Musings on a Therapy Practice

I have had so many interesting conversations this week. Several fascinating realizations occurred in the process, among them:

• Under the glow of warm, unjudging attention, anger reveals something true about a person that until then was unavailable to their awareness. The anger disappears, and deep ease replaces it. New directions appear…

• When there is undue attention given to choosing, controlling or trying in one’s life (the “me” running the life), the actual present movements of one’s being remain relatively unseen. Left unattended to are attractions, affection, stirred interests, sensations in the body, the feelings of authentic response to life that occur spontaneously in the immediacy of living. At the same time there are reactions because of ‘how I want my life to go’. Yet the authentic and unseen movements, if not resisted, bring us the deep sense of fullness which control and choice are seeking, but cannot bring us.

• In even the most dramatic disturbances in one’s life, such as death, illness or the breaking of an important relationship, deep insights into our nature are available, and seeing them changes us dramatically. We are left more loosely bound to the drama of our life, and less identified with s/he who is living it. We can see a door we are drawn to walk through into more light and more ease.
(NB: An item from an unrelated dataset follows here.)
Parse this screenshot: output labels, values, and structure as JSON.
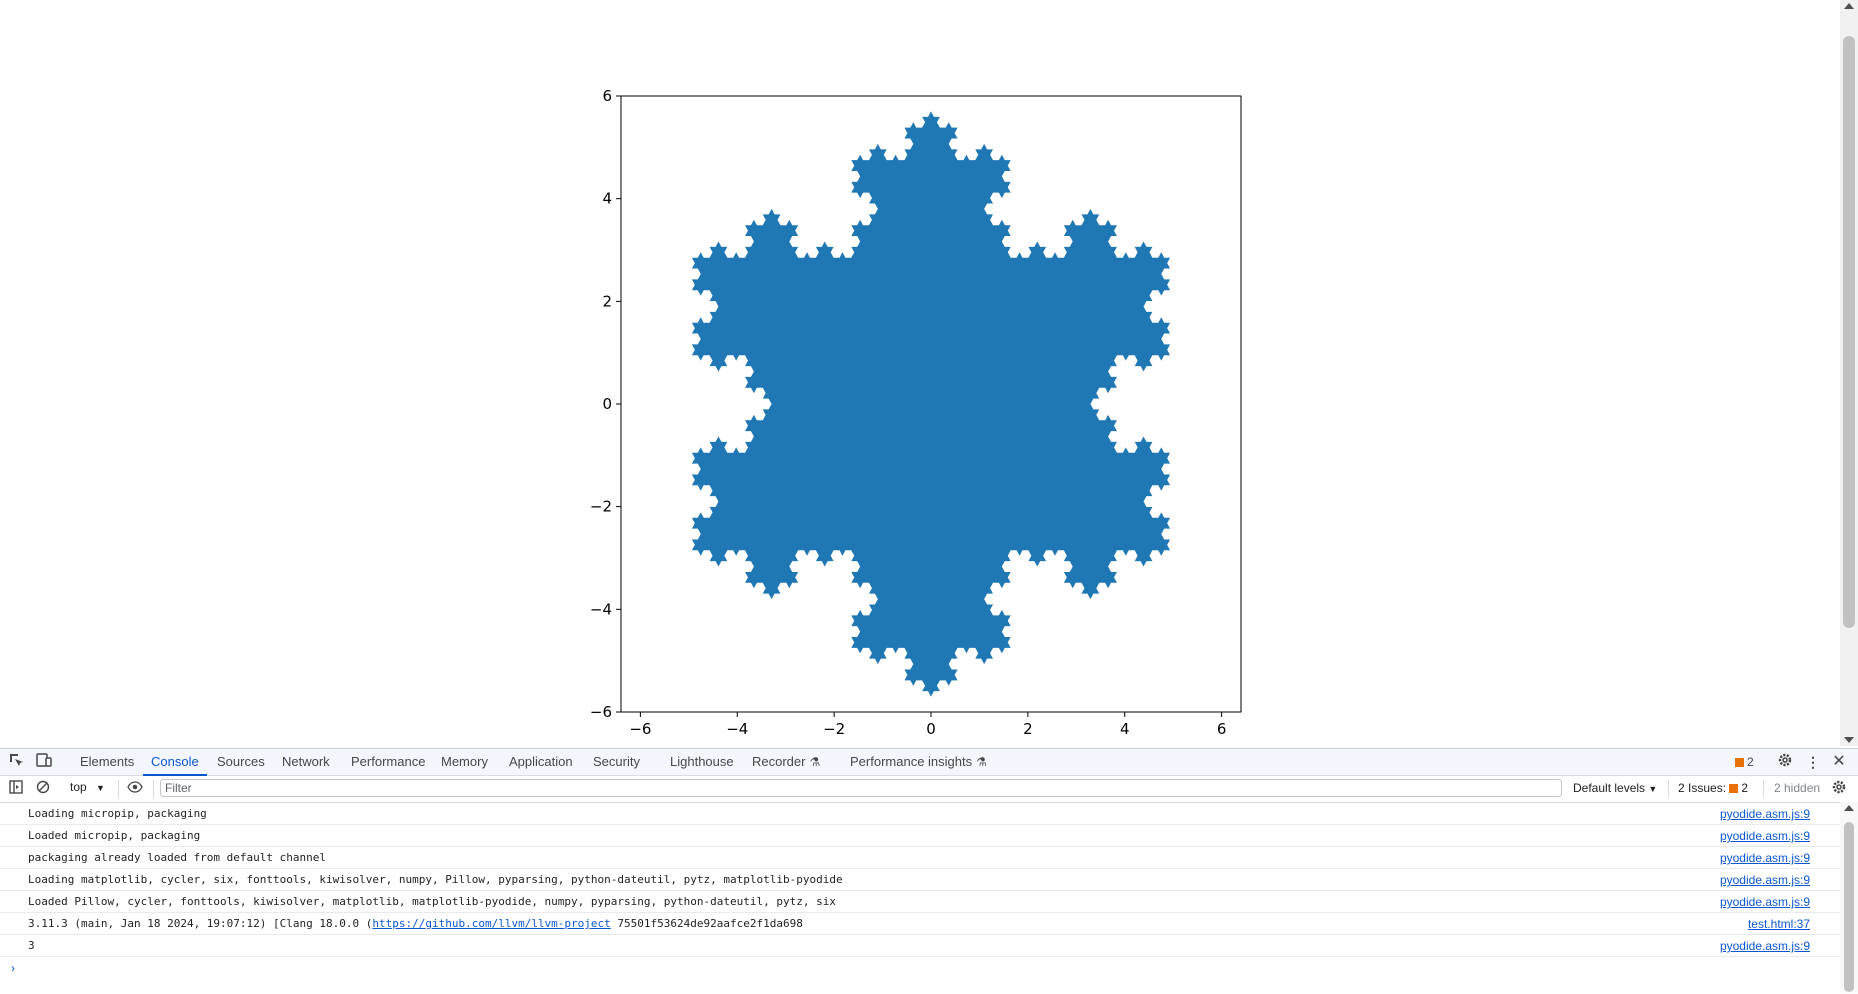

• How astounding it is to rediscover that when there is genuine attention to anything without thought, with no judgment, no identification, but only warm, curious attention…then what is revealed (besides the truth of what is watched), is a state of being that’s truly alive in the moment, active and free of history or any ‘story’. This is who we truly are but have forgotten, and that we long to reclaim as our birthright. In that sublime watchful state there moves a facile intelligence that is not of thought and so can be trusted where thinking has no role.

I realize these musings must seem abstract scribbled here in words, but I assure you that had you witnessed the processes as they occurred, you would yourself be moved to tears (as I was). I only hope you can feel through these puny words the realities they point to.

2 Responses to “Musings on a Therapy Practice”

  1. on 13 Jan 2007 at 11:14 pm Maria Mazhary

    I am awestruck by the immensity of how privileged we are to be here together in these times, when a message such as yours can be shared so widely! Thank you for the generosity of this movement…and thank you for the rich, palpable, infectious nature of the beautiful essence that you have allowed to take hold of you,and through you…is now taking hold of us-
    those of us who have been so fortunate as to sit in your presence, as you wore your guise of “therapist”, and experienced being fully embraced by your unconditional love, attention, and acceptance, have been forever changed: we are each in various states of letting go of the banks of the “Great River”, and allowing ourselves to be taken freely by the flow-it is moving through us, and yet we are immersed in it-I am eternally grateful that we are entering this “Great River” together, and that you are with us-enCOURAGing us, laughing and crying with us! With all the love that is flowing through me, Maria

  2. on 14 Jan 2007 at 11:07 pm Pauline

    I love reading what you share with us, Ernie… and what everyone else is saying, too. My heart echoes in agreement with what I hear.

    I agree with Holly’s comments, Guy:

    “What a beautiful website Guy! The love, heart, and soul you’ve poured into it shines through. Thank you so much for helping to nudge this into the world. -Forever grateful, Holly”

    I am grateful, too, Guy.

    What you have told me, Guy, is that what Ernie embodies has changed you. And I have watched you change from the Bigger Force that flows through Ernie into us. I know that you gave hugely of yourself to create this structure for Ernie, for all of us. And for your ability to manifest, I am grateful.

    Ernie, I visit your blog every few days to see what else you have said…and also to read what others are sharing, too. Thank you!